Depuis le 25 juillet 2021, Rached Ghannouchi, 83 ans, ex-président du parti d’opposition Ennahda et ancien président du Parlement, a été l’un des opposants principaux du pouvoir autocratique du président Saied. Détenu depuis avril 2023 à la prison de Mornaguia à Tunis, Ghannouchi purge plusieurs peines et fait l’objet d’enquêtes et d’inculpations dans plus d’une dizaine d’affaires, dont certaines directement liées à l’exercice de sa liberté d’expression.

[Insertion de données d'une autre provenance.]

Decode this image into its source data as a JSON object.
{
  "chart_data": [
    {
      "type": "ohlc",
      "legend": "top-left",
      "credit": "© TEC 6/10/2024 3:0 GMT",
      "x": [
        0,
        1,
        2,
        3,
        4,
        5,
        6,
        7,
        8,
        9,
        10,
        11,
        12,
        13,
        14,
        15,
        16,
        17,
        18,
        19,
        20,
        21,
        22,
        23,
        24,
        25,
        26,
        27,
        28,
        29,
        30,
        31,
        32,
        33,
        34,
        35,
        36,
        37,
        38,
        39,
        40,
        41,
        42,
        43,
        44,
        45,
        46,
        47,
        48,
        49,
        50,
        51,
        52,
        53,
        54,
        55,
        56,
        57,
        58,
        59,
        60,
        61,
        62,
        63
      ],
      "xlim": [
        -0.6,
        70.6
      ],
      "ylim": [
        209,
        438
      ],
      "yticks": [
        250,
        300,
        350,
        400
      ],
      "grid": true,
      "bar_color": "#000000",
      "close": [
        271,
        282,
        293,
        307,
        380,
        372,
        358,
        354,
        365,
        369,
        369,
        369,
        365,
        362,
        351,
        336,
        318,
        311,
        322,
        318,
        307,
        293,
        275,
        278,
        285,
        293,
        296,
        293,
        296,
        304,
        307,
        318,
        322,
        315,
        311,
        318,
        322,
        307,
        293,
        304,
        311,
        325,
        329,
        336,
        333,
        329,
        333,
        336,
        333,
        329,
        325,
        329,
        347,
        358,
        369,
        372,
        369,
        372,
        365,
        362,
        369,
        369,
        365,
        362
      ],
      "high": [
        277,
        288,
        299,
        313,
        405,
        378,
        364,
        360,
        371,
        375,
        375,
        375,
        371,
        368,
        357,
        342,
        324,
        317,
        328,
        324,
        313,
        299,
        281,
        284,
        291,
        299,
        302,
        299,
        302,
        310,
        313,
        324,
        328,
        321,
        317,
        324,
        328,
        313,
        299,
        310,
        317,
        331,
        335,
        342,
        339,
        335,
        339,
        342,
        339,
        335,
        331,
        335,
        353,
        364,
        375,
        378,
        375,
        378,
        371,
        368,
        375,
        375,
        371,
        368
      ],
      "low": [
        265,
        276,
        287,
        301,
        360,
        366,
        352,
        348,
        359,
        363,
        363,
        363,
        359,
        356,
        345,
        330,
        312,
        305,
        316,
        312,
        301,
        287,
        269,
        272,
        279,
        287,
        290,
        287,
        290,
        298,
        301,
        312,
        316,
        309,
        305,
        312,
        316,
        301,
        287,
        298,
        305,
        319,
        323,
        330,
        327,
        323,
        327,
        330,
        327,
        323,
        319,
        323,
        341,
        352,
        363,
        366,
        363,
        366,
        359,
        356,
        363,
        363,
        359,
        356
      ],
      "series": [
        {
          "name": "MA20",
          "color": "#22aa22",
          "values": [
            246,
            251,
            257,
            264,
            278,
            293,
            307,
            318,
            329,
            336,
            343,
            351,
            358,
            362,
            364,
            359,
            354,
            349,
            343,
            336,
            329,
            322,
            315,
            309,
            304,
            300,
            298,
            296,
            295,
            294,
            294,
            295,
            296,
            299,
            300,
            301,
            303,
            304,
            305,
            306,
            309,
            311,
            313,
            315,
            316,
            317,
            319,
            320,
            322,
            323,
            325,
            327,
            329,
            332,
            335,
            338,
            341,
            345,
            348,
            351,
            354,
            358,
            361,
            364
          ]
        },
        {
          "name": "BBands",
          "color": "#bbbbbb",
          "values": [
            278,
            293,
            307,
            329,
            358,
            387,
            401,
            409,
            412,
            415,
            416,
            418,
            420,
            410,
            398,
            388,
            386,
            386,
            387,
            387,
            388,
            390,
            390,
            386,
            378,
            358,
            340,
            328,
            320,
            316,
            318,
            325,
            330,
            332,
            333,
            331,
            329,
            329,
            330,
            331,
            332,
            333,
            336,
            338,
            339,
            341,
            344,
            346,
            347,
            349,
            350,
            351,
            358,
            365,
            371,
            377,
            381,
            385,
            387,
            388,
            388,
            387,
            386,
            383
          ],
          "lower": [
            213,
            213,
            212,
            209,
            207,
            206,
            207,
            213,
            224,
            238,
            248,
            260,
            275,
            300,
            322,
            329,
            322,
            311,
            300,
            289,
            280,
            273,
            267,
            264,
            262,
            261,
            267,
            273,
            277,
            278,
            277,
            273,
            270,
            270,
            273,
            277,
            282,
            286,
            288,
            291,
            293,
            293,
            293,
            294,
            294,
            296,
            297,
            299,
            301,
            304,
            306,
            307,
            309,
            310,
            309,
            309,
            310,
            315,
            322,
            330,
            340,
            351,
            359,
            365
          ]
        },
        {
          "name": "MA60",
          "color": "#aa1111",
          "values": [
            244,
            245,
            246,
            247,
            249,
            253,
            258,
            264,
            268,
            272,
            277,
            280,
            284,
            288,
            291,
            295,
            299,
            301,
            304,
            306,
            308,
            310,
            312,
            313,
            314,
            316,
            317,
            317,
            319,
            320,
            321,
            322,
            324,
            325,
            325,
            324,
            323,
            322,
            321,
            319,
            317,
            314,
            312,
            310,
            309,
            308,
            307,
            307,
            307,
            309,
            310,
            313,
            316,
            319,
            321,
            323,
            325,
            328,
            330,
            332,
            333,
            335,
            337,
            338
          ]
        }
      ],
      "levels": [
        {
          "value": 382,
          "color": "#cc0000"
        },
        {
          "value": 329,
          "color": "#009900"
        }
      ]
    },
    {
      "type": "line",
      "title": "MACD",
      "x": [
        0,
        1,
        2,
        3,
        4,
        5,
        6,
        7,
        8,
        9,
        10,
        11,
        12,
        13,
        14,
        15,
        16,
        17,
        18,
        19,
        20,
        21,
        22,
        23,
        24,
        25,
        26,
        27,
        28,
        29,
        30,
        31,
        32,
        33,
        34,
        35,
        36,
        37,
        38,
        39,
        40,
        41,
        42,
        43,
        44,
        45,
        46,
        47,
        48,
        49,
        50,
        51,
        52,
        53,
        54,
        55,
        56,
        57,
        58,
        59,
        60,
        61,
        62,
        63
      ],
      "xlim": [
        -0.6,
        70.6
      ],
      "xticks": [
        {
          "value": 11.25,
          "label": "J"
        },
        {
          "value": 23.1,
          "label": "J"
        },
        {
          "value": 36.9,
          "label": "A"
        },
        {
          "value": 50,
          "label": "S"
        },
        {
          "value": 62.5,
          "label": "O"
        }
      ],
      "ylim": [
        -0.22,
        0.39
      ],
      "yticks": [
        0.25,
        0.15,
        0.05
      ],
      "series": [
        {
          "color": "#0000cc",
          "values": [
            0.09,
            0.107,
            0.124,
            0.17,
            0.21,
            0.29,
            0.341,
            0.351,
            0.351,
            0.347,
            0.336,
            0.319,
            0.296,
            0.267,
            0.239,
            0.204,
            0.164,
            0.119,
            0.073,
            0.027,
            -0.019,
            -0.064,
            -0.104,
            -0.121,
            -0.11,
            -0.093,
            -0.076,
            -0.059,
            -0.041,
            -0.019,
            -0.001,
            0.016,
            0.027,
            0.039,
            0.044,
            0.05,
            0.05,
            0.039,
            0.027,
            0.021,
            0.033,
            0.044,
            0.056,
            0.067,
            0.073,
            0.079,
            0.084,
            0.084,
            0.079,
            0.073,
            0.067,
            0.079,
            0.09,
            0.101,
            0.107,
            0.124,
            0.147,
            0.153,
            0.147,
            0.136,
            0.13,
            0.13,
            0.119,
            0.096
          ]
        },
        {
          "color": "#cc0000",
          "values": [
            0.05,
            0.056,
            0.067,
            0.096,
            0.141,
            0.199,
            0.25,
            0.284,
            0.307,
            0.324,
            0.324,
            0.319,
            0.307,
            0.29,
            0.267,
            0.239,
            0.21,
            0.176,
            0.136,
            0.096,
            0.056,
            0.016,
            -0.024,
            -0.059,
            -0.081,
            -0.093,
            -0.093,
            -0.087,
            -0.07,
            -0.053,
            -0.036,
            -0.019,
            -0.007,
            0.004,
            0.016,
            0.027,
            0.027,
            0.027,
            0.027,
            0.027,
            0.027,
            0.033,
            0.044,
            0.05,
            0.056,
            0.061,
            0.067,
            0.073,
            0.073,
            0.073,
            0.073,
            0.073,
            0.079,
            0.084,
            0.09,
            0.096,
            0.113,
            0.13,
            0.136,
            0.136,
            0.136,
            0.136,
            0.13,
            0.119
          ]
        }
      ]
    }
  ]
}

Le 17 avril 2023, Ghannouchi a été arrêté chez lui par des agents en civil qui n’ont pas montré de mandat d’arrêt, selon l’un de ses avocats. Le 20 avril, un juge d’instruction a émis un mandat de dépôt à son encontre sur la base des chefs d’inculpation de tentative de « changer la forme du gouvernement » et de « complot contre la sûreté intérieure de l’État ». Ces accusations portent prétendument sur les déclarations qu’il avait faites lors d’une réunion, le 15 avril, lorsqu’il avait averti que le fait d’éradiquer les mouvements politiques d’opposition, dont Ennahda et « la gauche », était un « projet de guerre civile ». Le 18 avril, la police a fermé le siège d’Ennahda sans ordonnance judiciaire. Ghannouchi n’a toujours pas été jugé dans cette affaire.
Ghannouchi a aussi été poursuivi dans une affaire distincte pour « apologie du terrorisme », après une plainte déposée par un ancien dirigeant du syndicat des forces de sécurité, selon lequel, lors des funérailles d’un membre du parti Ennahda, Ghannouchi avait déclaré que le défunt ne craignait pas les « tyrans ». Le 15 mai 2023, un tribunal de Tunis l’a condamné à un an de prison et une amende de 1 000 dinars (320 USD). Le 30 octobre 2023, la Cour d’appel de Tunis a augmenté sa peine à quinze mois de prison.
Le 1er février 2024, un tribunal de Tunis a condamné Ghannouchi à trois ans de prison après que son parti a été reconnu coupable d’avoir reçu des financements étrangers, ce qui est interdit par la loi tunisienne. Le 4 février 2025, un tribunal de Tunis l’a condamné en première instance à 22 ans de prison, une amende de 80 000 dinars (25 200 USD) et une inéligibilité de cinq ans, outre la saisie de d’actifs et de biens immobiliers, pour avoir prétendument comploté pour changer la forme du gouvernement et contre la sûreté extérieure de l’État, ainsi que pour offense contre le président et pour blanchiment d’argent, dans le cadre de l’affaire Instalingo.
Avant son emprisonnement, Ghannouchi présentait des symptômes de la maladie de Parkinson à la main gauche, et suivait un traitement pour ralentir sa progression. Pendant sa détention, durant laquelle il n’a pas reçu de traitement adéquat, le mal a gagné sa main droite et nettement impacté sa vie quotidienne, y compris sa capacité à écrire. Selon sa famille, les autorités ne lui ont accordé que quelques séances de kinésithérapie, rejeté ses demandes de traitement régulier et refusé de donner à sa famille accès à son dossier médical en lien avec ses problèmes de thyroïde.